Le haut-commissaire à la Stratégie et au Plan Clément Beaune veut redessiner la carte de l’Île-de-France.

Dire que l’évolution des frontières de Paris est un serpent de mer relève du doux euphémisme. Figées depuis le XIXe siècle, les limites de la capitale ont résisté à toutes les tentatives d’élargissement. De son côté, la carte des départements franciliens n’a pas évolué depuis la réforme de 1964.

Un débat aussi ancien que la métropole

Le sujet revient pourtant régulièrement sur la table. Depuis les années 1980, plusieurs rapports ont plaidé pour l’annexion des communes de la petite couronne dans un Paris qui se rapprocherait de l’ancien département de la Seine. Plus récemment, Nicolas Sarkozy avait lancé, en 2007, le projet du Grand Paris. Différentes options de fusion, plus ou moins ambitieuses, avaient alors été évoquées, sans parvenir à convaincre. Les évolutions les plus concrètes concernaient finalement les transports, en témoigne le lancement du Grand Paris Express.

Quelques années plus tard, François Hollande s’est, lui aussi, emparé du sujet. Là encore, les partisans d’une fusion pure et simple n’ont pas su l’emporter. C’est finalement la création d’une structure métropolitaine qui a été retenue, donnant naissance à la Métropole du Grand Paris.

En 2017, Emmanuel Macron tentait à son tour d’engager une réforme. Sans succès encore une fois : les différentes propositions formulées n’ont abouti à aucune transformation majeure. C’est désormais au tour de Clément Beaune, ancien ministre des Transports nommé haut-commissaire à la Stratégie et au Plan en mars 2025, de relancer le débat.  

Une réforme territoriale radicale

Après un an de travail, ce fidèle d’Emmanuel Macron défait aux législatives face à Emmanuel Grégoire à Paris – devenu depuis maire de la capitale – présente sa vision : une réforme en profondeur de Paris et de sa région.

D’une quinzaine de pages, le document s’ouvre sur un constat désormais classique : la métropole parisienne constitue un véritable mille-feuille administratif qui, contrairement à la plupart de ses homologues européennes, n’a jamais connu de « big bang » institutionnel.

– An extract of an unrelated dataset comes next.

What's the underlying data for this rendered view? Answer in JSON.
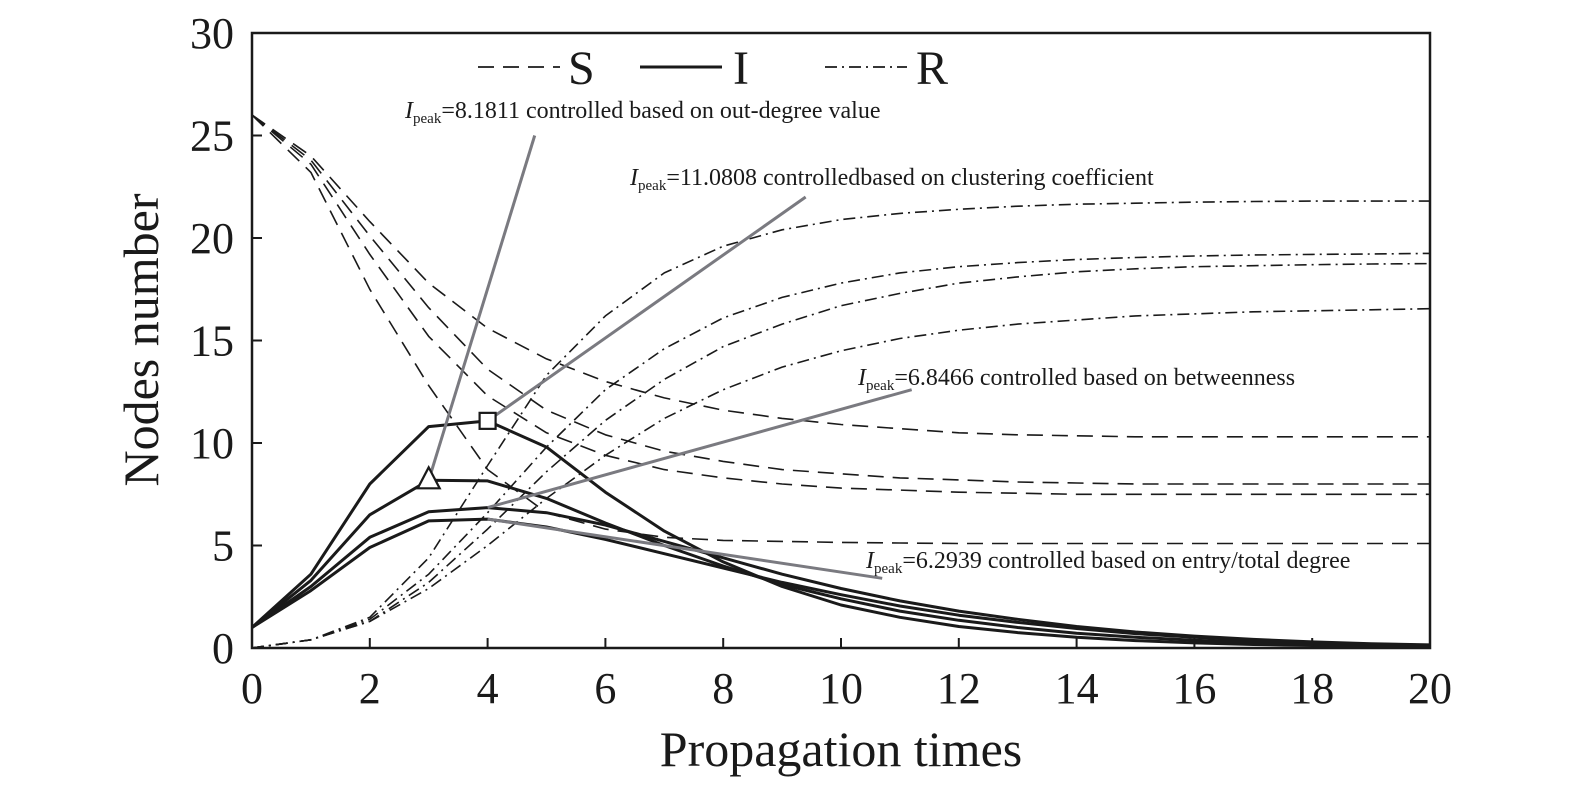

Dès lors, le rapport plaide pour une réforme particulièrement ambitieuse, articulée autour de la suppression des départements de la petite couronne (Hauts-de-Seine, Seine-Saint-Denis et Val-de-Marne) et des communes concernées, ainsi que de la Métropole du Grand Paris. L’ensemble serait fusionné avec la Ville de Paris au sein d’une nouvelle collectivité au statut particulier.

Une gouvernance à réinventer

Une telle remise à plat s’accompagnerait naturellement d’un nouveau découpage administratif. Le rapport propose ainsi de créer des « districts » regroupant plusieurs communes existantes et comptant chacun environ 200 000 habitants. La quarantaine de districts ainsi créée exercerait les compétences de proximité, tandis que la « Ville du Grand Paris » reprendrait les compétences aujourd’hui exercées par les départements et les intercommunalités.

nouvelle carte grand paris

La nouvelle carte du Grand Paris selon le rapport

La région Île-de-France demeurerait inchangée dans son périmètre actuel et conserverait ses prérogatives en matière d’aménagement régional. Aucun changement n’est non plus envisagé pour la préfecture de police, dont la compétence territoriale couvre déjà l’essentiel de cet espace.

Reste la question, ô combien sensible, de la représentation démocratique. Celle-ci passerait par l’élection directe d’un « maire du Grand Paris » ainsi que d’un conseil du Grand Paris représentant les différents territoires.

Des élus peu convaincus

Les réactions des élus locaux sont plus que mitigées. Si une poignée de maires du centre et de la droite affichent un optimisme prudent, les réactions demeurent globalement négatives. La plupart des édiles dénoncent l’absence totale de concertation au sujet d’un projet qui les concerne au premier chef.

Nombre d’entre eux craignent également que leur lien de proximité avec les habitants ne se dilue si les petites communes venaient à être absorbées dans de vastes districts de 200 000 habitants.

Aussi ambitieux soit-il, ce projet de refonte institutionnelle de l’Île-de-France est donc loin de faire l’unanimité. Sa publication apparaît d’autant plus surprenante qu’elle intervient à la fin du mandat d’Emmanuel Macron. Sans majorité claire dans l’hémicycle, le camp présidentiel n’est par ailleurs parvenu ni à conquérir Paris ni à reprendre plusieurs des grandes villes franciliennes lors des dernières élections municipales.

Il semble donc peu probable que Clément Beaune dispose du capital politique nécessaire pour transformer ces propositions en réforme effective. De quoi faire connaître à son rapport le même sort que nombre de projets de réorganisation de Paris qui l’ont précédé.